Shakin’ It Off rollicks into the chorus with such swagger, the bassline and vocal melody tracing each other several octaves apart, creating a glorious sense of unity and lift. There’s so much confidence, not just in the performance, but the songwriting. These are seriously good hooks, and you can hear that they’re having a blast playing them, assured and locked in. Lyrically, This Ain’t Gonna End Well... hits all the classic targets that punk’s always had in its sights, but it’s not abstract or vague: it’s clearly responding to the present moment, with all the fury and clarity of a band who’ve had enough of watching history repeat itself.
This is protest music sharpened to a point, and launched like a missile. This is punk rock for now, that’s sweaty, raw, and necessary.
With full-throttle speed, ragged urgency, groovy swing, and phenomenal bass playing, the drums lock in like a freight train barreling downhill with the velocity of Bad Religion or NoFX and the massive physical force of The Bronx. A relentless d-beat pounds underneath while the vocals swap between gang shouts and unhinged fry screams. This is a four-piece that love the same bands, feel the same fury, and know exactly what this music is for.

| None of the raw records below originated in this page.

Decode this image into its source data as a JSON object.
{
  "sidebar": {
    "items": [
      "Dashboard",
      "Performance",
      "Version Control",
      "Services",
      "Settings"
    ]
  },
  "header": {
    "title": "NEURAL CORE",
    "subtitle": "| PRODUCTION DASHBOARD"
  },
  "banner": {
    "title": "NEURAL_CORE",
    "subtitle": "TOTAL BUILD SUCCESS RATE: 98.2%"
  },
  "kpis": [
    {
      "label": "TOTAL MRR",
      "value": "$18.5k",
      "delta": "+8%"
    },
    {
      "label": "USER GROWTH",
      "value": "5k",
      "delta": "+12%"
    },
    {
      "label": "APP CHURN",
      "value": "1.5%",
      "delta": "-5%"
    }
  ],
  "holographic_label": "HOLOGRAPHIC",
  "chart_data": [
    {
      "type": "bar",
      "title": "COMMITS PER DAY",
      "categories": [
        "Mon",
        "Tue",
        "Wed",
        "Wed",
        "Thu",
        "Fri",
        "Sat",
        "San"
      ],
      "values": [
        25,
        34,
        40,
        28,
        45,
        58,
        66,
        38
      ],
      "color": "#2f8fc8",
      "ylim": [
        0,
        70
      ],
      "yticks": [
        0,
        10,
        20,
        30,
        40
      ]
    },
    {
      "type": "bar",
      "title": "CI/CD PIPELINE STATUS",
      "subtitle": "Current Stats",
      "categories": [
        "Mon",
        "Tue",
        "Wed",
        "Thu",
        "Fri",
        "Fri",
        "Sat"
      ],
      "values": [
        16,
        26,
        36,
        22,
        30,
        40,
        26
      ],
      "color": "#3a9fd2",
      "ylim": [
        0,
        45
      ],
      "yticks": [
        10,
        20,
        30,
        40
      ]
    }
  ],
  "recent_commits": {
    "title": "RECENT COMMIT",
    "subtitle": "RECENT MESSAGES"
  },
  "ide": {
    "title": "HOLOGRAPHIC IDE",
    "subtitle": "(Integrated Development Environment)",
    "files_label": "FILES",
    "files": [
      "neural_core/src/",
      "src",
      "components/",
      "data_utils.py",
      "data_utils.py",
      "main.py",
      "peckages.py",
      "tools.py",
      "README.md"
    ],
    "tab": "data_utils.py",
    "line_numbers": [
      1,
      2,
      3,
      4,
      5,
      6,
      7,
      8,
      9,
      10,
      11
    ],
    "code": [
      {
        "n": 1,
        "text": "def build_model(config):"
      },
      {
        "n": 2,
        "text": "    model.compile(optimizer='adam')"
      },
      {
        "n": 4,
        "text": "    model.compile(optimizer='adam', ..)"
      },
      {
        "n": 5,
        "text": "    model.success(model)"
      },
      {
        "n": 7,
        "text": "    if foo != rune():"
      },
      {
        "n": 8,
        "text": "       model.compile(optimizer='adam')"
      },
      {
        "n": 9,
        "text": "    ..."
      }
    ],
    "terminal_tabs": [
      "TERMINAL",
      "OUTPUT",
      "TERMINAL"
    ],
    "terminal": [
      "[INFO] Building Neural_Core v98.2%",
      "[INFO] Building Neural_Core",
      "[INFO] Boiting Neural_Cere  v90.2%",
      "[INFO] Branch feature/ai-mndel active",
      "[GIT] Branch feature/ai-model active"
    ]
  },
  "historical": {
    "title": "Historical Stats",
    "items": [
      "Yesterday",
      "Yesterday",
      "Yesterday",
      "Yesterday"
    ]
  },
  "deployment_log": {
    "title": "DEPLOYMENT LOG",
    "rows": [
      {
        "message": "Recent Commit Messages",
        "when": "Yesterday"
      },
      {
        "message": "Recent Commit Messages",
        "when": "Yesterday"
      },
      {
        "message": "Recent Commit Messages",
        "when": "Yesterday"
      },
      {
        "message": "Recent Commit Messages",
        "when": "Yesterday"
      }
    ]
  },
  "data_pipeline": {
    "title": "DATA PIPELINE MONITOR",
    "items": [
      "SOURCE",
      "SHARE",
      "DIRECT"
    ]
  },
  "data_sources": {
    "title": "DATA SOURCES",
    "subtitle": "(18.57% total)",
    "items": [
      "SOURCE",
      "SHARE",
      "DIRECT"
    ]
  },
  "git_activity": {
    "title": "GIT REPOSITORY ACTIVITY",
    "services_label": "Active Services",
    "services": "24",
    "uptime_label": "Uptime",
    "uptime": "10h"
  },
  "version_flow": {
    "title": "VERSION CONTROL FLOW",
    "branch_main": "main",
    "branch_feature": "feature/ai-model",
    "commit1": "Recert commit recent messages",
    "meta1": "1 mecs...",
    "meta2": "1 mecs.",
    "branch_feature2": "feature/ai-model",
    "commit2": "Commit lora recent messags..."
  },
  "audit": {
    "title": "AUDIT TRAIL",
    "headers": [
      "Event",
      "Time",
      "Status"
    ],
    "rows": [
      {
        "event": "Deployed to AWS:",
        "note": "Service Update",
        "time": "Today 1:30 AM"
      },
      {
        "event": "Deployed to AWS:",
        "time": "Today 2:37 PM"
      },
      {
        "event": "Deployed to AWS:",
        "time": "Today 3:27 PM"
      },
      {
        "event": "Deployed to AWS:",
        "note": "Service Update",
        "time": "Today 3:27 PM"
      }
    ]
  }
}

This is music that knows its job and does it perfectly which, paradoxically, makes it quite hard to write about. It’s just hard and direct punk rock that hits, moves, swings and means it. The politics are classic punk, aimed squarely at the bigotry and ugliness of now, delivered with spirit, clarity and fight. This is the same kind of punk that powered skate videos, house parties, and video game soundtracks that rewired an entire generation. Mean Bikini have made a record that feels like it was released in 1994 and handed to you on CD-R by someone older and cooler than you, whilst speaking directly to the moment urgently and defiantly.